There has been speculation recently that Jazz Pharma will purchase Ariad Pharmaceuticals for a premium of up to $20 per share. While I believe that this is an unlikely acquisition, it is important to identify this transaction as a risk factor for the trade I propose in this article. While a purchase of Ariad could add pipeline and long-term value for Jazz, in the near term, it poses a risk for our "swing trade." I do not feel that this acquisition will close, as it will not add profitability for Jazz.
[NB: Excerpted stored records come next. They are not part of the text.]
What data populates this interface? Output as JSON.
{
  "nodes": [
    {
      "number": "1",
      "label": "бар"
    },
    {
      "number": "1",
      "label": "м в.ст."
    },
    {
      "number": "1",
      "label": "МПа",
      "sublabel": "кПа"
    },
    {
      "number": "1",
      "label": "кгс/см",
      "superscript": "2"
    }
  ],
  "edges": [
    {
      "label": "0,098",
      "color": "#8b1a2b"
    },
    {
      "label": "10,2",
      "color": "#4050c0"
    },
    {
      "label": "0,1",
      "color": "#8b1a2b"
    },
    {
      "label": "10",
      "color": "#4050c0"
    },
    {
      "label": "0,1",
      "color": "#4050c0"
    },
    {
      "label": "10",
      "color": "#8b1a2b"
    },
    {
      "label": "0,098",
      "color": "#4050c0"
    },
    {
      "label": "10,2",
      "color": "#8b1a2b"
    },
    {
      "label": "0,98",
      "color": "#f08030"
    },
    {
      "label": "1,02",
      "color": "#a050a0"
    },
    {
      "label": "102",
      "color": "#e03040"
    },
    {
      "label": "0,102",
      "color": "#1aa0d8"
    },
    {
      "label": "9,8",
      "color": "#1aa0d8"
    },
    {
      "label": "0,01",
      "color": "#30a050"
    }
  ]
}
The only reason I feel this purchase could potentially be lucrative for Jazz is that it could bring Jazz into a lower tax bracket, thus saving the company tax dollars in the long term. Also, it is important to note that there is a relatively strong point of resistance at $140.70. If shares of Jazz fail to break this resistance level, we could see a loss of momentum, at which point I would change my stop-loss to a trailing stop at roughly 2.5%.
Jazz Pharmaceuticals has presented investors with a unique opportunity to capture strong capital gains in an industry that has recently been rocked by institutional selling pressure. Based on my calculations and an entry point near $130, Jazz has potential upside of roughly 34%. Given the chart above, along with current industry and market conditions, I would give this trade about one month to pan out. To protect the downside on this trade, my recommendation is a stop-loss at a price either $122 or $117, as both are strong resistance levels in the chart. With an entry point of $130, a target of $175.00, and a stop at $121.54, the risk/reward relationship is favorable. In fact, we are shooting for a gain of 34%, while limiting our downside to 7%, net fees.